Puis il s'approche de moi.
— Quant à toi amigo, tu es impressionnant. J'aime ton énergie et ta maîtrise des percussions. Tu devrais jouer un peu ce soir, je suis sûr que cela mettra une bonne ambiance et ça marquera le coup. Un yankee qui joue du bombo au mariage de ma fille, tout le monde s'en souviendra, balance-t-il fièrement.
— Avec plaisir, m'exclamé-je satisfait que le colombien apprécie mes talents de batteur sur un de leurs instruments typiques. En parlant de ce soir, me lancé-je, vous auriez une chemise à me prêter ? Car je n'avais pas prévu de participer à un mariage.
— Ne t'inquiète pas mon grand, habille toi comme tu te sens à l'aise, je te prêterai un poncho pour la cérémonie, me rassure-t-il. Dans tous les cas, tu resteras à l'écart tu sais, continue-t-il plus sérieux. Il n'y a que la famille qui s'installe sous la maloca. Mais je te fais confiance, tu as rencontré du monde cet après-midi, donc tu trouveras bien de la compagnie pour t'amuser, me sourit-il de nouveau en passant son bras autour de mes épaules. Pour le moment, viens nous aider à installer le lechona, Il faut qu'on commence à le faire cuire pour qu'il soit prêt pour le dîner.
Bon ok pour l'adoption, on repassera. Tupak cherche encore à m'éloigner de Mya mais je m'en remettrai. Maintenant que j'ai brisé la glace avec les jeunes du village en jouant des percussions, je ne suis pas inquiet pour ma soirée. Au contraire, je suis même plutôt content de ne pas être coincé à la table des mariés.

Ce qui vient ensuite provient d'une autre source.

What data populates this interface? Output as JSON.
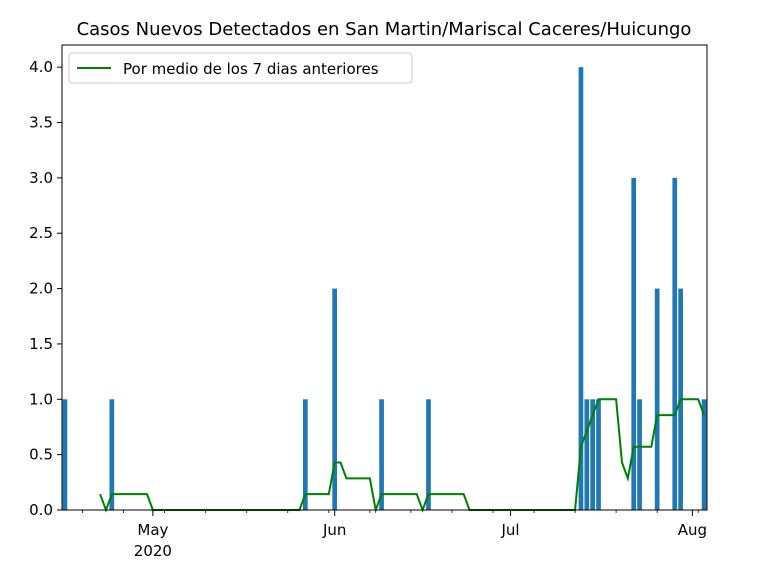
{
  "chart_data": {
    "type": "bar",
    "title": "Casos Nuevos Detectados en San Martin/Mariscal Caceres/Huicungo",
    "xlabel": "",
    "ylabel": "",
    "x_axis": {
      "kind": "date",
      "range": [
        "2020-04-16",
        "2020-08-03"
      ],
      "major_ticks": [
        {
          "date": "2020-05-01",
          "label": "May",
          "sublabel": "2020"
        },
        {
          "date": "2020-06-01",
          "label": "Jun",
          "sublabel": ""
        },
        {
          "date": "2020-07-01",
          "label": "Jul",
          "sublabel": ""
        },
        {
          "date": "2020-08-01",
          "label": "Aug",
          "sublabel": ""
        }
      ],
      "minor_tick_every_days": 7,
      "minor_tick_start": "2020-04-19"
    },
    "y_axis": {
      "ylim": [
        0,
        4.2
      ],
      "ticks": [
        0,
        0.5,
        1,
        1.5,
        2,
        2.5,
        3,
        3.5,
        4
      ],
      "tick_labels": [
        "0.0",
        "0.5",
        "1.0",
        "1.5",
        "2.0",
        "2.5",
        "3.0",
        "3.5",
        "4.0"
      ]
    },
    "grid": false,
    "legend": {
      "placement": "top-left"
    },
    "colors": {
      "bars": "#1f77b4",
      "average_line": "#008000"
    },
    "series": [
      {
        "type": "bar",
        "points": [
          {
            "x": "2020-04-16",
            "y": 1
          },
          {
            "x": "2020-04-24",
            "y": 1
          },
          {
            "x": "2020-05-27",
            "y": 1
          },
          {
            "x": "2020-06-01",
            "y": 2
          },
          {
            "x": "2020-06-09",
            "y": 1
          },
          {
            "x": "2020-06-17",
            "y": 1
          },
          {
            "x": "2020-07-13",
            "y": 4
          },
          {
            "x": "2020-07-14",
            "y": 1
          },
          {
            "x": "2020-07-15",
            "y": 1
          },
          {
            "x": "2020-07-16",
            "y": 1
          },
          {
            "x": "2020-07-22",
            "y": 3
          },
          {
            "x": "2020-07-23",
            "y": 1
          },
          {
            "x": "2020-07-26",
            "y": 2
          },
          {
            "x": "2020-07-29",
            "y": 3
          },
          {
            "x": "2020-07-30",
            "y": 2
          },
          {
            "x": "2020-08-03",
            "y": 1
          }
        ]
      },
      {
        "type": "line",
        "name": "Por medio de los 7 dias anteriores",
        "points": [
          {
            "x": "2020-04-22",
            "y": 0.143
          },
          {
            "x": "2020-04-23",
            "y": 0.0
          },
          {
            "x": "2020-04-24",
            "y": 0.143
          },
          {
            "x": "2020-04-30",
            "y": 0.143
          },
          {
            "x": "2020-05-01",
            "y": 0.0
          },
          {
            "x": "2020-05-26",
            "y": 0.0
          },
          {
            "x": "2020-05-27",
            "y": 0.143
          },
          {
            "x": "2020-05-31",
            "y": 0.143
          },
          {
            "x": "2020-06-01",
            "y": 0.429
          },
          {
            "x": "2020-06-02",
            "y": 0.429
          },
          {
            "x": "2020-06-03",
            "y": 0.286
          },
          {
            "x": "2020-06-07",
            "y": 0.286
          },
          {
            "x": "2020-06-08",
            "y": 0.0
          },
          {
            "x": "2020-06-09",
            "y": 0.143
          },
          {
            "x": "2020-06-15",
            "y": 0.143
          },
          {
            "x": "2020-06-16",
            "y": 0.0
          },
          {
            "x": "2020-06-17",
            "y": 0.143
          },
          {
            "x": "2020-06-23",
            "y": 0.143
          },
          {
            "x": "2020-06-24",
            "y": 0.0
          },
          {
            "x": "2020-07-12",
            "y": 0.0
          },
          {
            "x": "2020-07-13",
            "y": 0.571
          },
          {
            "x": "2020-07-14",
            "y": 0.714
          },
          {
            "x": "2020-07-15",
            "y": 0.857
          },
          {
            "x": "2020-07-16",
            "y": 1.0
          },
          {
            "x": "2020-07-19",
            "y": 1.0
          },
          {
            "x": "2020-07-20",
            "y": 0.429
          },
          {
            "x": "2020-07-21",
            "y": 0.286
          },
          {
            "x": "2020-07-22",
            "y": 0.571
          },
          {
            "x": "2020-07-25",
            "y": 0.571
          },
          {
            "x": "2020-07-26",
            "y": 0.857
          },
          {
            "x": "2020-07-29",
            "y": 0.857
          },
          {
            "x": "2020-07-30",
            "y": 1.0
          },
          {
            "x": "2020-08-02",
            "y": 1.0
          },
          {
            "x": "2020-08-03",
            "y": 0.857
          }
        ]
      }
    ]
  }
}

Je le suis jusqu'au brasier qu'il a préparé pendant que je jouais du tambour sans comprendre de quoi il me parle quand une procession de jeunes nous rejoint avec une épaisse barre sur l'épaule. Ils se tournent de profil et je découvre un cochon suspendu à la tige en métal. Mais ce n'est pas un jambon ou des côtelettes, non, c'est l'animal entier avec ses petites pattes et sa grosse tête attachés. En regardant la pauvre bestiole morte, je retiens un haut le cœur. Mais je ne voudrais pas les vexer en faisant l'âme sensible alors je prends sur moi et c'est en apnée que j'aide les hommes à installer la bête sur le tourne broche.

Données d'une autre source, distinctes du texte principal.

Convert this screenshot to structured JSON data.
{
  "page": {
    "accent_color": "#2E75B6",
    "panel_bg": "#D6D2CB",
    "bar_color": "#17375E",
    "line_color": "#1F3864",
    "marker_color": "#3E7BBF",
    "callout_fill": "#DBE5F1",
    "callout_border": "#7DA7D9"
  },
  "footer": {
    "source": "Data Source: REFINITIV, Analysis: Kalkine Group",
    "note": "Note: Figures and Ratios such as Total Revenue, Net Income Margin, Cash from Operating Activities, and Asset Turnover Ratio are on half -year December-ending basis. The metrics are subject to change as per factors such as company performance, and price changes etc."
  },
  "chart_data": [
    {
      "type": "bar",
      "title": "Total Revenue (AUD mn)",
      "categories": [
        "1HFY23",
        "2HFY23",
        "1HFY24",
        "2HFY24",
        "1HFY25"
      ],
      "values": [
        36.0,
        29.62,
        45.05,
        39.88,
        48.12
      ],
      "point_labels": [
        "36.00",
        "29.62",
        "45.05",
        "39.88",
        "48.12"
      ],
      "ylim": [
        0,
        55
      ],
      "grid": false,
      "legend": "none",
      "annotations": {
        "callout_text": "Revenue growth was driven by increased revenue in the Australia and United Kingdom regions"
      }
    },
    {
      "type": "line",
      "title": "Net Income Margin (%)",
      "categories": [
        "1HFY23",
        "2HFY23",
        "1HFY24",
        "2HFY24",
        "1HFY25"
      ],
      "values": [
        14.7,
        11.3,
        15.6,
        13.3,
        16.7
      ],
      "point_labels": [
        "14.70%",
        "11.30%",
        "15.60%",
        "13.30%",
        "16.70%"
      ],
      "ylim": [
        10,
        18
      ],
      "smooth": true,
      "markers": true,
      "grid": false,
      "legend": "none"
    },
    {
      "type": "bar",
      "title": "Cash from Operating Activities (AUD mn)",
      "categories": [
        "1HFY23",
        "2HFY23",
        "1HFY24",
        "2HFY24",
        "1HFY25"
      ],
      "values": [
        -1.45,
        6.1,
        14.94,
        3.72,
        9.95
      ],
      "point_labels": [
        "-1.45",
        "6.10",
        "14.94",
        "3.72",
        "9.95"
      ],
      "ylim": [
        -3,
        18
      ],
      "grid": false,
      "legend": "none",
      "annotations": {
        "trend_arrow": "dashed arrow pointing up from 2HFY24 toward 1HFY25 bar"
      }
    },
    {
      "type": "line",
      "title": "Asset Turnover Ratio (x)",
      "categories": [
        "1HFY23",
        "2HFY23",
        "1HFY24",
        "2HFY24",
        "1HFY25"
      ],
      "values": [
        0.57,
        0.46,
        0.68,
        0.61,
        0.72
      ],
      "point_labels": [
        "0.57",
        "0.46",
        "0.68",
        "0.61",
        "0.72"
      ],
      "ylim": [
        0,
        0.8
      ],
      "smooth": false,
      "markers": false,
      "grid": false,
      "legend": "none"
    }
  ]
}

— C'est un cochon de lait, m'explique le père de Mya. Les femmes l'ont vidé et ont préparé une bonne farce avec du riz et des légumes. Tu verras c'est un délice.

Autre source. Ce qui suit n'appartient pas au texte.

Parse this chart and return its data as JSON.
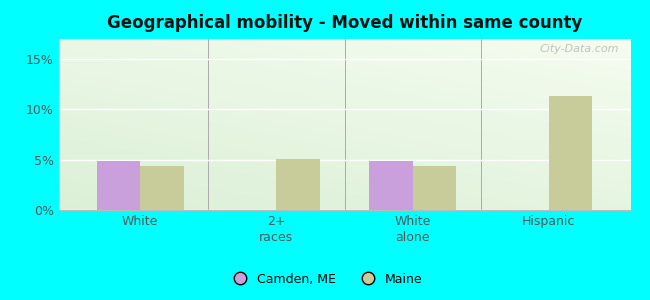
{
  "title": "Geographical mobility - Moved within same county",
  "categories": [
    "White",
    "2+\nraces",
    "White\nalone",
    "Hispanic"
  ],
  "camden_values": [
    4.9,
    0,
    4.9,
    0
  ],
  "maine_values": [
    4.4,
    5.1,
    4.4,
    11.3
  ],
  "camden_color": "#c9a0dc",
  "maine_color": "#c8cc9a",
  "ylim": [
    0,
    17
  ],
  "yticks": [
    0,
    5,
    10,
    15
  ],
  "ytick_labels": [
    "0%",
    "5%",
    "10%",
    "15%"
  ],
  "background_color": "#00ffff",
  "gradient_top_left": "#d4edda",
  "gradient_bottom_right": "#f0faf0",
  "watermark": "City-Data.com",
  "bar_width": 0.32,
  "legend_camden": "Camden, ME",
  "legend_maine": "Maine"
}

J'opine de la tête en détournant le regard. Je ne doute pas que le repas sera succulent mais c'est une partie de leur folklore dont je me passe aisément des détails. Chacun sa spécialité et même si je n'avais aucun doute, depuis que je suis arrivé ici, j'ai la certitude que je ne suis assurément pas un boucher.
Nous laissons le préposé à la cuisson avec son cochon pendu et nous retournons au village pour nous laver et changer de tenue. Mya et sa mère ne sont toujours pas rentrés. En revanche, j'ai le plaisir de faire la connaissance du futur marié qui n'est autre que le petit frère d'Otoronqo . Surprise ! Je comprends mieux pourquoi Mya ne tarissait pas d'éloge sur ce dernier.
Même s'ils discutent comme si de rien n'était, je me sens relativement mal à l'aise car je suis sûr qu'Oto sait que j'ai été intime avec la mariée. Il m'a forcément vu avec Mya pendant qu'on les matait en pleine action avec Lila vers la cascade. Je suis d'autant plus gêné d'apprendre qu'ils s'installent ici pour la nuit. C'est génial tout ça, il ne manquerait plus que Lila viennent rejoindre son amant dans son lit et je serais au top de l'embarras. Maintenant que je connais l'identité du marié et de sa famille, je suis vraiment très content d'être mis à l'écart pendant la fête.